Confuse about String reference comparison == with intern - java

I read this when should we use intern method of string on string constants but still not very clear with String == compare also with intern(). I have a couple examples. Can someone help me understand this better.
String s1 = "abc";
String s2 = "abc";
String s3 = "abcabc";
String s4 = s1 + s2;
System.out.println(s3 == s4); // 1. why false ?
System.out.println(s3 == s4.intern()); // 2. why true ?
System.out.println(s4 == s1 + s2); // 3. why false ?
System.out.println(s4 == (s1 + s2).intern()); // 4. why false ?
System.out.println(s4.intern() == (s1 + s2).intern()); // 5. why true ?
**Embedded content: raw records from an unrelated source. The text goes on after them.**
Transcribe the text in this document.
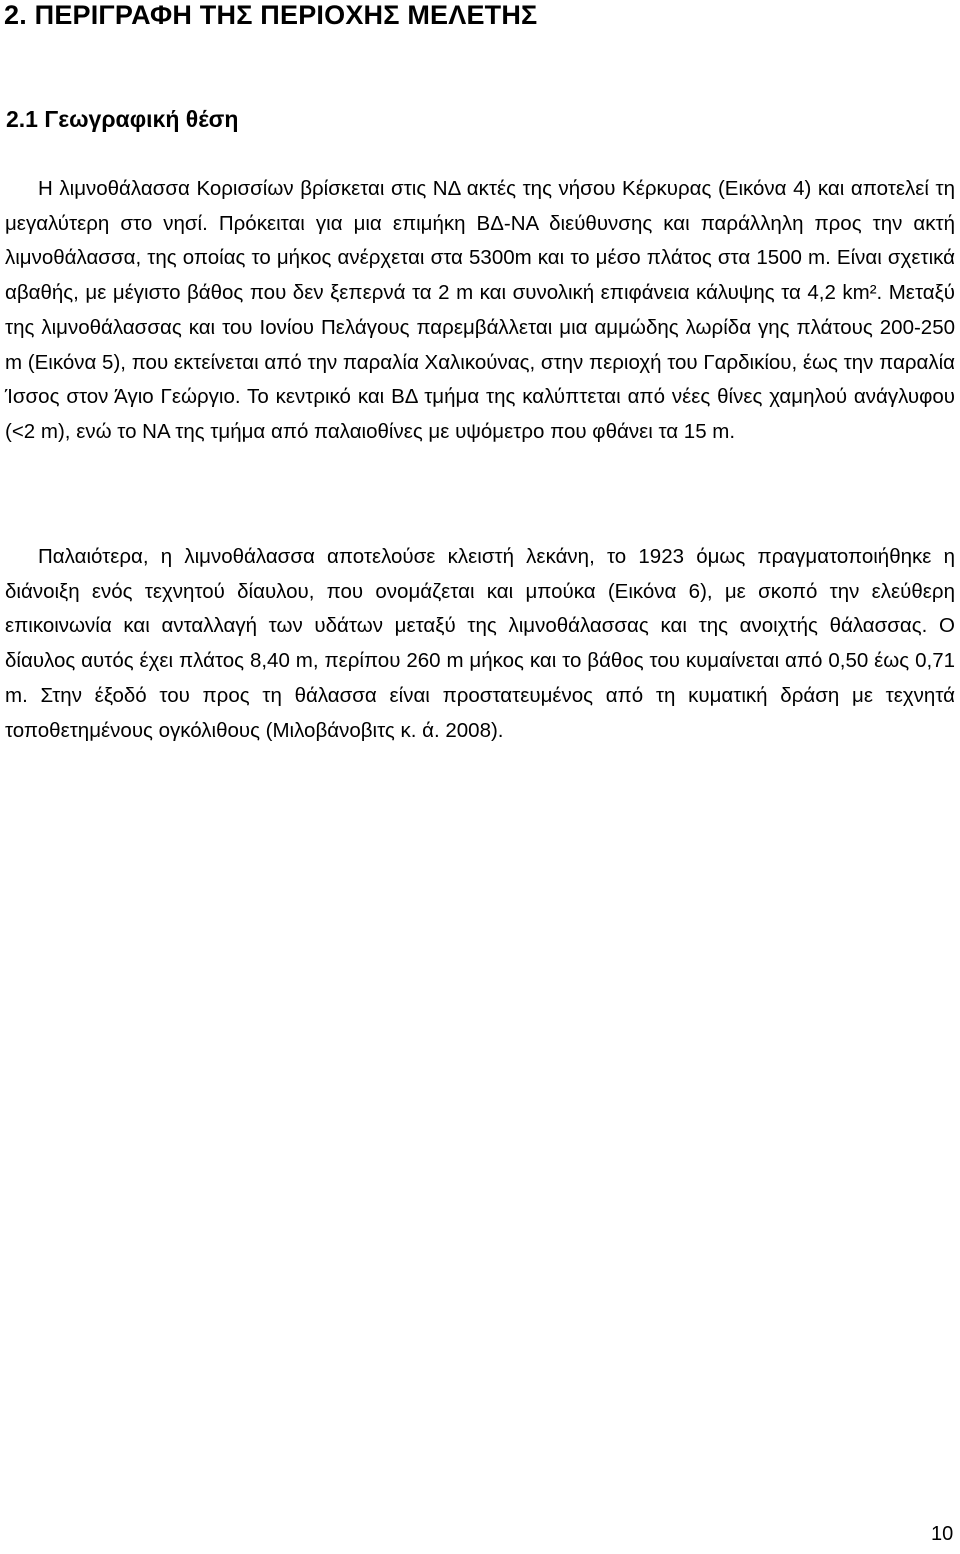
2. ΠΕΡΙΓΡΑΦΗ ΤΗΣ ΠΕΡΙΟΧΗΣ ΜΕΛΕΤΗΣ
2.1 Γεωγραφική θέση

Η λιμνοθάλασσα Κορισσίων βρίσκεται στις ΝΔ ακτές της νήσου Κέρκυρας (Εικόνα 4) και αποτελεί τη μεγαλύτερη στο νησί. Πρόκειται για μια επιμήκη ΒΔ-ΝΑ διεύθυνσης και παράλληλη προς την ακτή λιμνοθάλασσα, της οποίας το μήκος ανέρχεται στα 5300m και το μέσο πλάτος στα 1500 m. Είναι σχετικά αβαθής, με μέγιστο βάθος που δεν ξεπερνά τα 2 m και συνολική επιφάνεια κάλυψης τα 4,2 km². Μεταξύ της λιμνοθάλασσας και του Ιονίου Πελάγους παρεμβάλλεται μια αμμώδης λωρίδα γης πλάτους 200-250 m (Εικόνα 5), που εκτείνεται από την παραλία Χαλικούνας, στην περιοχή του Γαρδικίου, έως την παραλία Ίσσος στον Άγιο Γεώργιο. Το κεντρικό και ΒΔ τμήμα της καλύπτεται από νέες θίνες χαμηλού ανάγλυφου (<2 m), ενώ το ΝΑ της τμήμα από παλαιοθίνες με υψόμετρο που φθάνει τα 15 m.

Παλαιότερα, η λιμνοθάλασσα αποτελούσε κλειστή λεκάνη, το 1923 όμως πραγματοποιήθηκε η διάνοιξη ενός τεχνητού δίαυλου, που ονομάζεται και μπούκα (Εικόνα 6), με σκοπό την ελεύθερη επικοινωνία και ανταλλαγή των υδάτων μεταξύ της λιμνοθάλασσας και της ανοιχτής θάλασσας. Ο δίαυλος αυτός έχει πλάτος 8,40 m, περίπου 260 m μήκος και το βάθος του κυμαίνεται από 0,50 έως 0,71 m. Στην έξοδό του προς τη θάλασσα είναι προστατευμένος από τη κυματική δράση με τεχνητά τοποθετημένους ογκόλιθους (Μιλοβάνοβιτς κ. ά. 2008).

10
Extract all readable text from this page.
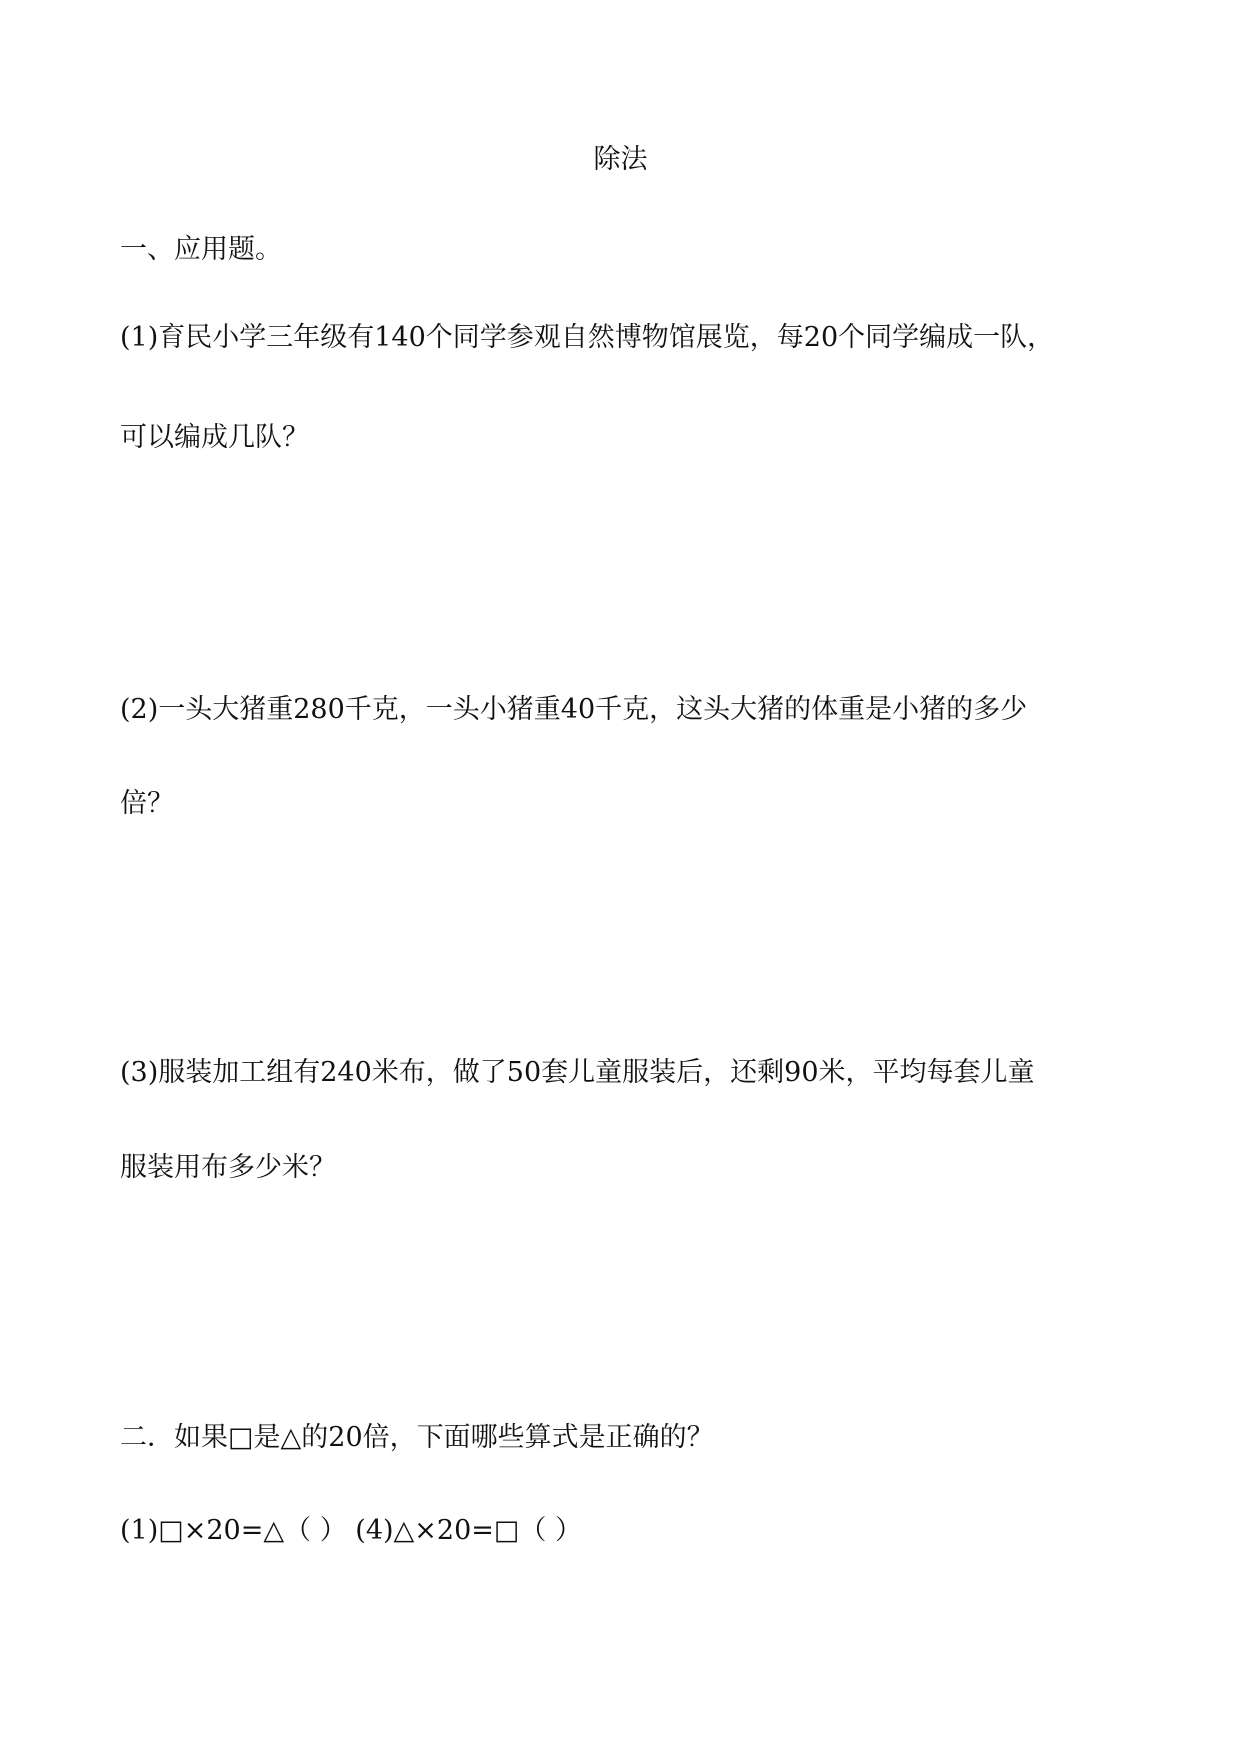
除法
一、应用题。
(1)育民小学三年级有140个同学参观自然博物馆展览，每20个同学编成一队，
可以编成几队？
(2)一头大猪重280千克，一头小猪重40千克，这头大猪的体重是小猪的多少
倍？
(3)服装加工组有240米布，做了50套儿童服装后，还剩90米，平均每套儿童
服装用布多少米？
二．如果□是△的20倍，下面哪些算式是正确的？
(1)□×20=△（ ） (4)△×20=□（ ）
There are quite a lot of answers here which exlain that, but let me give you another one.
A string is interned into the String literal pool only in two situations: when a class is loaded and the String was a literal or compile time constant. Otherwise only when you call .intern() on a String. Then a copy of this string is listed in the pool and returned. All other string creations will not be interned. String concatenation (+) is producing new instances as long as it is not a compile time constant expression*.
First of all: never ever use it. If you do not understand it you should not use it. Use .equals(). Interning strings for the sake of comparison might be slower than you think and unnecessarily filling the hashtable. Especially for strings with highly different content.
s3 is a string literal from the constant pool and therefore interned. s4 is a expression not producing an interned constant.
when you intern s4 it has the same content as s3 and is therefore the same instance.
same as s4, expression not a constant
if you intern s1+s2 you get the instance of s3, but s4 is still not s3
if you intern s4 it is the same instance as s3
Some more questions:
System.out.println(s3 == s3.intern()); // is true
System.out.println(s4 == s4.intern()); // is false
System.out.println(s1 == "abc"); // is true
System.out.println(s1 == new String("abc")); // is false
* Compile time constants can be expressions with literals on both sides of the concatenation (like "a" + "bc") but also final String variables initialized from constants or literals:
final String a = "a";
final String b = "b";
final String ab = a + b;
final String ab2 = "a" + b;
final String ab3 = "a" + new String("b");
System.out.println("ab == ab2 should be true: " + (ab == ab2));
System.out.println("a+b == ab should be true: " + (a+b == ab));
System.out.println("ab == ab3 should be false: " + (ab == ab3));

One thing you have to know is, that Strings are Objects in Java. The variables s1 - s4 do not point directly to the text you stored. It is simply a pointer which says where to find the Text within your RAM.
It is false because you compare the Pointers, not the actual text. The text is the same, but these two Strings are 2 completely different Objects which means they have diferent Pointers. Try printing s1 and s2 on the console and you will see.
Its true, because Java does some optimizing concerning Strings. If the JVM detects, that two different Strings share the same text, they will be but in something called "String Literal Pool". Since s3 and s4 share the same text they will also sahe the same slot in the "String Literal Pool". The inter()-Method gets the reference to the String in the Literal Pool.
Same as 1. You compare two pointers. Not the text-content.
As far as I know added values do not get stored in the pool
Same as 2. You they contain the same text so they get stored in the String Literal Pool and therefore share the same slot.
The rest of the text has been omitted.